Fraction multiplication is a straightforward process that involves multiplying the numerators and denominators of fractions. When you multiply fractions, you take the top numbers (numerators) and multiply them together. Similarly, you do the same for the bottom numbers (denominators).
To multiply two fractions:

• Multiply the numerators to get the new numerator.
• Multiply the denominators to get the new denominator.

For our example, multiplying \( \frac{1}{x^{2}} \) by \( \frac{3x}{2} \) involves:

• Numerators: \( 1 \cdot 3x = 3x \)
• Denominators: \( x^{2} \cdot 2 = 2x^{2} \)

Thus, after combining, we get the fraction \( \frac{3x}{2x^{2}} \). Remember to focus on accuracy during multiplication to avoid errors in subsequent steps.
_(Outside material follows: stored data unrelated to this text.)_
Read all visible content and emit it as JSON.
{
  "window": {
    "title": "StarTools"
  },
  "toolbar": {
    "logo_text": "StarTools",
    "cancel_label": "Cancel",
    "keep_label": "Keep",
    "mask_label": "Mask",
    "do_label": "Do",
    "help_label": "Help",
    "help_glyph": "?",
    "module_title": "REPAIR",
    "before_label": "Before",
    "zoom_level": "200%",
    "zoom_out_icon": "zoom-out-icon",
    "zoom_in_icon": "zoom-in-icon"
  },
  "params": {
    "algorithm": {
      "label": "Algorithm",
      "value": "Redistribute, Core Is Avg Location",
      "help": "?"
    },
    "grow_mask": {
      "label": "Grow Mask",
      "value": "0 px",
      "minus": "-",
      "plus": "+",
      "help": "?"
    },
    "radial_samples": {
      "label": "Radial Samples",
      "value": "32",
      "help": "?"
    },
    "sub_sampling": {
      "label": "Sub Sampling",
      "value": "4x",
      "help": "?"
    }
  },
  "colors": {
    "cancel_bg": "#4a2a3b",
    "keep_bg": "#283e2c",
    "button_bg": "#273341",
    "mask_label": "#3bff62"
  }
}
Simplifying expressions is about making them less complex while maintaining their value. In rational expressions, as with regular algebraic expressions, simplification often involves canceling common factors in the numerator and denominator. This process can make expressions easier to interpret and solve.
To simplify an expression like \( \frac{3x}{2x^{2}} \):

• Identify common factors in the numerator and denominator. Here, both have a factor of \( x \).
• Cancel the common factor across the fraction.

This leads to simplification: \( x \) in the numerator and one of the \( x's \) in \( x^{2} \) in the denominator can be canceled. After canceling, the expression becomes \( \frac{3}{2x} \). Simplification helps provide a clearer understanding of the expression.

Rational expressions involve fractions made up of polynomials in both the numerator and the denominator. These expressions follow the same rules as ordinary fractions but may require extra steps to simplify.
A rational expression generally looks like \( \frac{P(x)}{Q(x)} \), where both \( P(x) \) and \( Q(x) \) are polynomials. The process of working with rational expressions includes:

• Performing arithmetic operations, such as addition, subtraction, multiplication, and division.
• Simplifying by factorization or canceling common factors.

In our exercise, \( \frac{3x}{2x^{2}} \) is already a rational expression from fractional multiplication. Simplifying it as shown in earlier steps results in \( \frac{3}{2x} \). Mastery of rational expressions is crucial in algebra as it helps in solving complex equations efficiently.